Corrections



According to statistics provided by the NAACP, 2.3 million people currently are incarcerated in the United States. The U.S. makes up 5 percent of the world’s total population, yet it boasts 25 percent of the world’s prisoners.

The concept of imprisonment as punishment is not a new concept. England first used prisons as a means of punishing its citizens in the 1500s. America instituted its own system designed to penalize criminals following the American Revolution.

While early conditions in prisons were quite inhumane, the American justice system has moved away from the idea of punishment and instead toward the concept of rehabilitation. It is the belief that some prisoners are able to be reformed and returned to society. Corrections officers are a vital component in the incarceration and reformation of prisoners.

Corrections officers are charged with supervising prisoners who are serving jail terms as part of a punishment handed down by a court of law. They also are responsible for managing individuals who have been arrested and are awaiting trial. They work in county jails, as well as state and federal correctional facilities.

Required Education

Most entry-level jobs within the corrections industry require a minimum of an associate degree. These two-year programs will focus on conflict resolution, information and record-keeping, counseling and the establishment of rules designed to aid in the rehabilitation of prisoners.

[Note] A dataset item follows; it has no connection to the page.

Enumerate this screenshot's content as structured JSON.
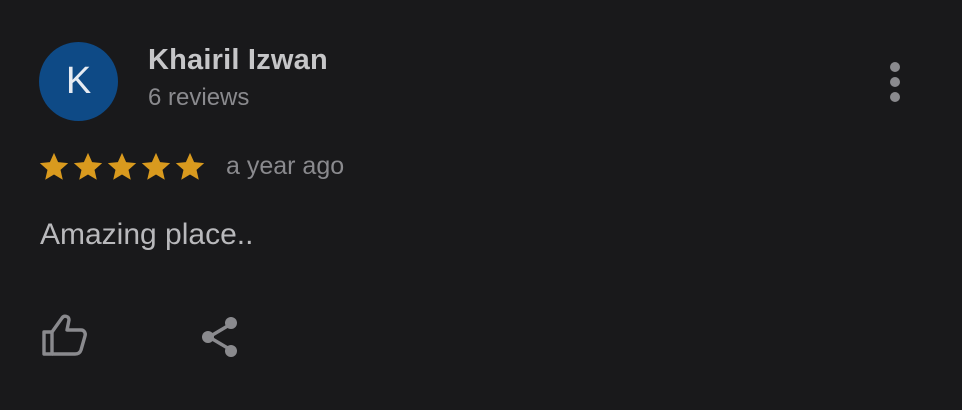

Bachelor’s degrees are required for correctional officers who wish to seek employment in a state or federal prison.
Coursework for this degree, which will take four years to complete, centers on best practices for working with criminals in a safe and ethical manner. Most quality bachelor degree programs will include hands-on training in the form of internships in addition to classroom studies.

Prior law enforcement experience or service in the military sometimes can be substituted in lieu of a college degree. Regional training academies used specifically for training correctional officers also are available in some states. Training programs offered at these academies are based on guidelines created by the American Correctional Association.
 
Future Outlook

Demand for correctional officers is directly linked to population growth, according to data provided by the U.S. Bureau of Labor Statistics, which tracks job growth for business and industry. According to their figures, demand for correctional officers is expected to increase by 5 percent over the next decade.

The average annual salary for correctional officers is $39,040.